Dans une première évaluation globale de l'impact des mesures d'endiguement de l'épidémie de Covid-19, l'Insee a estimé jeudi qu'elles entraînaient une perte d'activité d'environ 35% actuellement en France.
Depuis plusieurs semaines déjà, de nombreuses entreprises témoignent des conséquences catastrophiques de l'épidémie, en terme de difficultés logistiques et de ralentissement, voire d'arrêt de leur activité.
Selon l'Insee, cette réalité est surtout perceptible dans les services marchands, qui représentent plus de la moitié du PIB français, et parmi lesquels certains sont très affectés, comme les transports, l'hôtellerie ou la restauration.
Les enseignes du textiles, dont les magasins ont été fermés car jugés non essentiels, craignent purement et simplement pour leur "survie", selon l'Alliance du commerce.
Dans l'industrie (hors agroalimentaire), seule la moitié de l'activité est maintenue. Et seules l'agriculture et l'agroalimentaire résistent au marasme, les Français devant bien continuer à se nourrir en cette période de crise.
Difficile pour autant de déduire de ces évaluations l'ampleur que prendra la récession de l'économie française cette année.
L'Insee se refuse à toute prévision mais estime qu'un mois de confinement se traduirait par 3 points de produit intérieur brut (PIB) en moins sur un an.
Si le confinement devait durer deux mois, la perte de PIB serait de 6 points sur un an.

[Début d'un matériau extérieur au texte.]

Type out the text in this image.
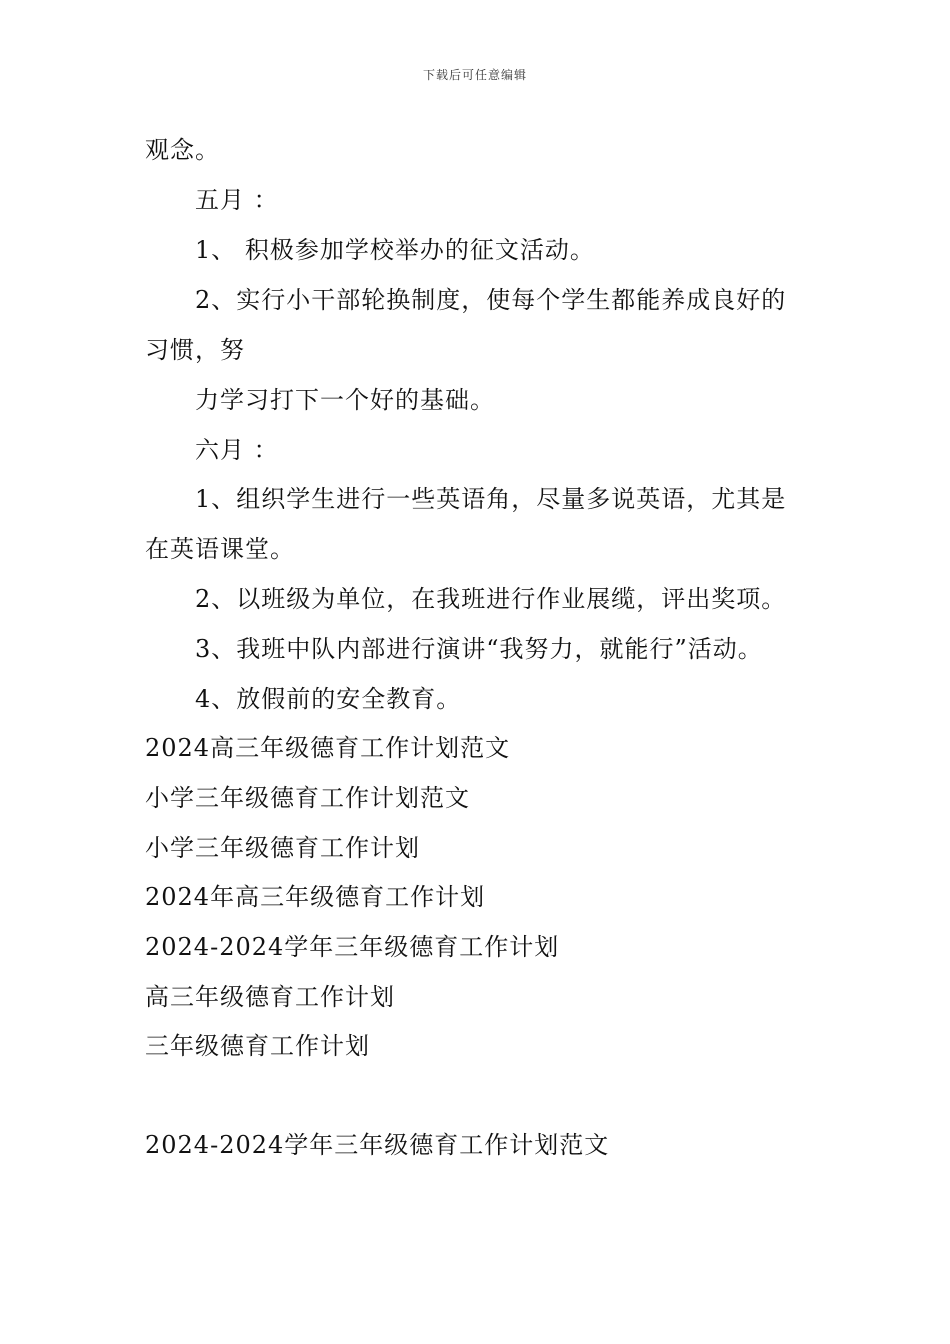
下载后可任意编辑
观念。
五月 ：
1、 积极参加学校举办的征文活动。
2、实行小干部轮换制度，使每个学生都能养成良好的
习惯，努
力学习打下一个好的基础。
六月 ：
1、组织学生进行一些英语角，尽量多说英语，尤其是
在英语课堂。
2、以班级为单位，在我班进行作业展缆，评出奖项。
3、我班中队内部进行演讲“我努力，就能行”活动。
4、放假前的安全教育。
2024高三年级德育工作计划范文
小学三年级德育工作计划范文
小学三年级德育工作计划
2024年高三年级德育工作计划
2024-2024学年三年级德育工作计划
高三年级德育工作计划
三年级德育工作计划
2024-2024学年三年级德育工作计划范文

Mais la situation "est très évolutive", prévient le directeur général de l'Insee Jean-Luc Tavernier. L'activité "reprend après s'être interrompue" dans les travaux publics et certaines industries, alors qu'à l'inverse "le creux n'est sans doute pas atteint" dans d'autres secteurs comme les services aux entreprises, note-t-il.
Le gouvernement sait bien que son hypothèse annoncée la semaine dernière d'une récession de -1% cette année est déjà obsolète.
Le recul sera "très au-delà" de cette prévision a répété mercredi le ministre de l'Économie Bruno Le Maire.
Pour l'agence de notation Moody's, la France pourrait connaître un recul du PIB de 1,4% cette année, quand son homologue S&P anticipe à ce stade -1,7%.
"Effort long"
L'évolution du PIB sera "très étroitement liée au scénario de sortie de crise sanitaire", souligne pour sa part l'Insee, pour qui "il n'est pas exclu que le retour à la normale ne soit pas immédiat".
La crise sanitaire "sera de plus en plus un choc économique, un choc social", a d'ailleurs prévenu mercredi le Premier ministre Édouard Philippe, évoquant un "effort long" face à l'épidémie, à l'issue d'un conseil des ministres durant lequel le gouvernement a adopté 25 ordonnances de soutien à l'économie, aux salariés et aux entreprises.
Ces dernières ont le moral dans les chaussettes: l'indicateur de climat des affaires publié jeudi par l'Insee a connu en mars sa plus forte chute depuis sa création en 1980.
La plupart des grands groupes français ont suspendu tous leurs objectifs financiers pour cette année et certaines entreprises, à l'image de LVMH et du fabricant de sous-vêtements Eminence, se mettent en mode +économie de guerre+ en réorientant leur production vers des biens indispensables aux services de santé comme les masques de protection ou les gels hydroalcooliques.
Le gouvernement a déployé un plan massif pour soutenir les entreprises, via un élargissement du chômage partiel, des report de charges ou encore un fonds de solidarité pour les petites entreprises et les indépendants.
Mais l'inquiétude persiste: la Confédération des petites et moyennes entreprises (CPME) a par exemple dénoncé des rejets croissants par l'administration de demandes de chômage partiel, une accusation toutefois réfutée par la ministre du Travail Muriel Pénicaud.